Following on from my Charon podcast yesterday, I thought it might help to put my thoughts in writing about last Friday’s judgment. It might be farcical, except that it relates to the cruel treatment and possibly torture of a prisoner. It’s the latest in a series of judgments, of course, and there have been no appeals yet.
As the court said at the time of its ruling not to publish the summary (para. 62 of the judgment of 4 February 2009)
the United States Government’s position is that, if the redacted paragraphs are made public, then the United States Government will re-evaluate its intelligence sharing relationship with the United Kingdom with the real risk that it would reduce the intelligence provided. It was and remains (so far as we are aware) the judgement of the Foreign Secretary that the United States Government might carry that threat out and this would seriously prejudice the national security of the United Kingdom.
Bear in mind that the hearing in this matter was held in October 2008 – before the election of Barack Obama. The judgment goes on to say (para. 78)
It was submitted to us by Mr David Rose that the situation had changed significantly following the election of President Obama… We have, however, been informed by counsel for the Foreign Secretary that the position has not changed… The concern of the United States pertains not to disclosure of the treatment of detainees that might be levelled against the administration of President Bush, but to the disclosure of information obtained through intelligence sharing.
Subsequently, the judges became concerned that the Foreign Office had not given them the full picture. In particular, they had not specifically asked the Obama administration in the two weeks between the President’s inauguration and the judgment, whether it maintained the threat to review intelligence sharing. It’s clear that the judges felt the basis on which they’d ruled the first time – that the American threat remained – was wrong. Hence the second bite at the cherry.
And this time, the Court saw the position as having altered significantly. The judgment makes much (para. 79) of a letter from the CIA’s General Jones, which says (the emphasis is the Court’s)
Public disclosure of the information contained in the seven paragraphs withheld from the High Court’s open decision, as well as the documents from which the information was drawn, could likely result in serious damage to U.K. and U.S. national security. If it is determined that your Service is unable to protect information we provide to you even if that inability is caused by your judicial system, we will necessarily have to review with the greatest care the sensitivity of information we can provide in future.
This, the judges think, is very different from the position of the Bush administration. I don’t understand this, since their own decision earlier this year was on the basis that, as I’ve already quoted above
the United States Government will re-evaluate its intelligence sharing relationship with the United Kingdom with the real risk that it would reduce the intelligence provided… the United States Government might carry that threat out
which seems to me to be the same position. What is more extraordinary is that the judges were shown evidence that Hillary Clinton had told the Foreign Secretary in May that the threat remained (para. 90)

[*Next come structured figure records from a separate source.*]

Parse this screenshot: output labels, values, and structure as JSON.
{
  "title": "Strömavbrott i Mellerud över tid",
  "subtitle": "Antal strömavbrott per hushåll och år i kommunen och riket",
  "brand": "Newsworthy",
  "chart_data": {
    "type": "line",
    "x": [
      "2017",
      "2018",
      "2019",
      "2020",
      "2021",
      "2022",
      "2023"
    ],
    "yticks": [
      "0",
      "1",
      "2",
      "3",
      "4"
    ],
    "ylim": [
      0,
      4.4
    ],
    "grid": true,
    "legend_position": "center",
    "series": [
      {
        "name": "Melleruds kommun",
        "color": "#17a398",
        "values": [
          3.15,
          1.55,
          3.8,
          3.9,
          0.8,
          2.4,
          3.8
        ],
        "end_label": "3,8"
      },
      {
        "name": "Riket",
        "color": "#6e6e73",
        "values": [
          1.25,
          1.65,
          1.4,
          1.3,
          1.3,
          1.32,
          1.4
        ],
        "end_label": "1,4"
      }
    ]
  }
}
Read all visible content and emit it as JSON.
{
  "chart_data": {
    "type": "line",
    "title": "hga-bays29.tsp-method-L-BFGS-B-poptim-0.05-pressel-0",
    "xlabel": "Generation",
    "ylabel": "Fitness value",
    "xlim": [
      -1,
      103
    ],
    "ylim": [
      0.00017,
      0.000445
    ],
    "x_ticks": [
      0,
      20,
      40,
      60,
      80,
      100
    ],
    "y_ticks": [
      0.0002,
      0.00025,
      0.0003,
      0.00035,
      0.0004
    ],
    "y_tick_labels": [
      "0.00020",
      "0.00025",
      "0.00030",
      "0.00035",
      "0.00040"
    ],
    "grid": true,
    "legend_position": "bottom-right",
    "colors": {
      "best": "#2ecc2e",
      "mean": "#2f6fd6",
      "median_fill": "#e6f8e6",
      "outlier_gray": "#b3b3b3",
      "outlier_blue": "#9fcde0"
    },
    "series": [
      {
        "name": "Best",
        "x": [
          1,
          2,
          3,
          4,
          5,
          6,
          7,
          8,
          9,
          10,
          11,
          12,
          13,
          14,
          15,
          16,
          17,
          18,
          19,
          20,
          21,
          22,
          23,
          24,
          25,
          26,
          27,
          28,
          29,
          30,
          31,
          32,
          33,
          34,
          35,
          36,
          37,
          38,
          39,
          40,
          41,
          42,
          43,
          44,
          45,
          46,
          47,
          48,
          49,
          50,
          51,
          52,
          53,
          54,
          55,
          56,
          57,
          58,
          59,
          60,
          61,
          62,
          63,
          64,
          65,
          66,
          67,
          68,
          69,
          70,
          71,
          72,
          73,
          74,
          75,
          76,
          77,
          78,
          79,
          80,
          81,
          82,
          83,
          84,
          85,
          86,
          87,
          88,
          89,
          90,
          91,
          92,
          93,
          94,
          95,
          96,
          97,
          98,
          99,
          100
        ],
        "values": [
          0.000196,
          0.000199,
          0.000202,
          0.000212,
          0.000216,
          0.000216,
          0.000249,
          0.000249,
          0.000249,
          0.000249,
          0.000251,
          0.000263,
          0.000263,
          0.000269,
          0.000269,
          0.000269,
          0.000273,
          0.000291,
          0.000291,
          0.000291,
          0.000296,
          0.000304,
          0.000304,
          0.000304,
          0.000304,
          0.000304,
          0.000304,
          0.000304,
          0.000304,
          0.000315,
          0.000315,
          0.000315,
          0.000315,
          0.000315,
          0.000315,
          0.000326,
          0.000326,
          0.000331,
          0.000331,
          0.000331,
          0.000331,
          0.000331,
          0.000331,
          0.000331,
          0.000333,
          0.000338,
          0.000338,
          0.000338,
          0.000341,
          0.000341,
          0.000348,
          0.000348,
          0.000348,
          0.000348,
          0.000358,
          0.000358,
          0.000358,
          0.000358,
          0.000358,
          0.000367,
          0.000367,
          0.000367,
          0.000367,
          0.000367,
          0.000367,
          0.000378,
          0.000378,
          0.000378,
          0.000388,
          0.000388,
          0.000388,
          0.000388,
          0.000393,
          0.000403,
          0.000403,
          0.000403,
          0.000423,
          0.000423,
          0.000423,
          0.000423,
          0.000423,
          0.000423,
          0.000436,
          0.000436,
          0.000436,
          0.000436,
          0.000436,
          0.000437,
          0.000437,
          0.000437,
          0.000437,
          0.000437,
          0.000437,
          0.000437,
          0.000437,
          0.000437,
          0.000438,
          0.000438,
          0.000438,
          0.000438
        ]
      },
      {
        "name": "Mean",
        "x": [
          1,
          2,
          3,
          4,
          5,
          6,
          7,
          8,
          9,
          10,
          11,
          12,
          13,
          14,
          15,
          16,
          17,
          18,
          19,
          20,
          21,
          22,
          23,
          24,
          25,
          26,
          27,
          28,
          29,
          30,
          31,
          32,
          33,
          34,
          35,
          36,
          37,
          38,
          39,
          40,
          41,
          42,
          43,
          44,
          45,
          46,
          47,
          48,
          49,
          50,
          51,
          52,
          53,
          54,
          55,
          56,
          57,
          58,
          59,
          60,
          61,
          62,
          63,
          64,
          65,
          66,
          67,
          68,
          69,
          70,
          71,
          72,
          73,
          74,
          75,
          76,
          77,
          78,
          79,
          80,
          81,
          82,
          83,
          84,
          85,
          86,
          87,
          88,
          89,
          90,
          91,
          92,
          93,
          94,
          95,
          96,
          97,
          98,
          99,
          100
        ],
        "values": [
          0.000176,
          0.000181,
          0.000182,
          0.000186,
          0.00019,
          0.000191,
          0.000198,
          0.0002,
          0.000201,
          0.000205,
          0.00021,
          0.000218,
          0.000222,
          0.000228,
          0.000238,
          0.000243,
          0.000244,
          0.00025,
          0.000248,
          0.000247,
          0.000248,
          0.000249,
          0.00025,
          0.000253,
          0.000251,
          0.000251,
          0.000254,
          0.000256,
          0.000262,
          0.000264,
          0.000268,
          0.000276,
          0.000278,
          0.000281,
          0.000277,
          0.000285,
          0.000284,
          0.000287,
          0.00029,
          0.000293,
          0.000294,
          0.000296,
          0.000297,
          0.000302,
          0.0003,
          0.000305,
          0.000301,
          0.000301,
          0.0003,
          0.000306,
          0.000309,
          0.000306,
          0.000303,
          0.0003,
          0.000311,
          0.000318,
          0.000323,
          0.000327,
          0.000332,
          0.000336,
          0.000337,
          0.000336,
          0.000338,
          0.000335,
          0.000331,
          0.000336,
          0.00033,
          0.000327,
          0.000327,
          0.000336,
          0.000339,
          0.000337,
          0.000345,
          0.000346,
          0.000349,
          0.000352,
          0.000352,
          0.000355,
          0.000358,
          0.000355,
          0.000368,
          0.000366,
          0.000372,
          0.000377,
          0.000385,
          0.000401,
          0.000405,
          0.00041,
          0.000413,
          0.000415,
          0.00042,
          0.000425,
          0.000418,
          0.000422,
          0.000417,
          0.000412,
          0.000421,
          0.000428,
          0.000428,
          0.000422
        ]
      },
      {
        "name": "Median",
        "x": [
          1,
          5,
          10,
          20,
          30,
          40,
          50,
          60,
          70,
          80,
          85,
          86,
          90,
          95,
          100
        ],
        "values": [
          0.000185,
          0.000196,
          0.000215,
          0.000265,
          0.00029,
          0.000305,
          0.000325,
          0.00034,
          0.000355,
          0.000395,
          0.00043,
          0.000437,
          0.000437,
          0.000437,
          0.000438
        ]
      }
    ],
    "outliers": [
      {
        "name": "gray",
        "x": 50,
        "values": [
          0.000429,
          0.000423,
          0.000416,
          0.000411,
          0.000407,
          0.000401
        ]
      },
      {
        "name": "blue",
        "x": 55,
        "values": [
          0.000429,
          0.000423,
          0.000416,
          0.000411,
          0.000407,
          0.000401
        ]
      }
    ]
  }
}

Clinton (who was clearly well aware of the case and the associated issues) said that the US position had not changed, and that the protection of intelligence went beyond party or politics. The US remained opposed to the UK releasing these papers. If it did so it would affect intelligence sharing. This would cause damage to the national security of both the US and UK.
Yet the judges chose in effect to ignore that, extraordinarily preferring the General’s letter as representing more accurately the views of the Obama administration (see para. 88), and saying at para. 95
while we accept on the basis of this evidence of the statement by Secretary of State Clinton that there must be some small risk that intelligence sharing would be reviewed or affected if we were to disclose the redacted paragraphs, we have been led to the conclusion that, on proper analysis, the evidence simply does not sustain the Foreign Secretary’s opinion that there is a serious risk.
To see Hillary Clinton’s comments as exaggerated, unreasonable or both, I can understand. I think they probably are. To say, as the Court does, that her reference to “the papers” calls into question her attitude to the summary, I can also understand (although there again, since the summary does indeed summarise those papers, I’m not sure there’s the gulf of difference that the judges see). But to say that her words don’t represent the views of the US government is I think breathtaking. And so, on the basis of a very close, I think unduly close, analysis of a General’s letter, the Court has stood on its head.
To make matters worse, this latest judgment has itself had to be redacted because of the Foreign Office’s fears it contained material damaging to national security. At this point I’m afraid the whole affair has begun to descend into a spiral – and risks disappearing up itself.
Whether these 25 lines should be published, I don’t know. It would be much better in my view if the American government were to agree to their release, and not doing so, and making sustained (and in my view clearly exaggerated) threats about intelligence sharing, damages their standing and the respect people have for them here. The Foreign Secretary looks ridiculous too.
But I don’t spare the Court from criticism, either. Nothing, in reality, has changed since its original ruling in February: the judges, it seems to me, simply view the American threat differently. But in all the massive detail of their numerous judgments I see increasing evidence of tree-spotting, while at the same time I supect the wood has been lost from view. The result is a Dickensian procession of confusing, self-referential judgments, with no sign of an end. I’m not sure the Court is entirely to blame for that – it will not help if the government cries national security at every turn. But some order has to be imposed on this soon, and some finality.
The sooner this goes to appeal, the better.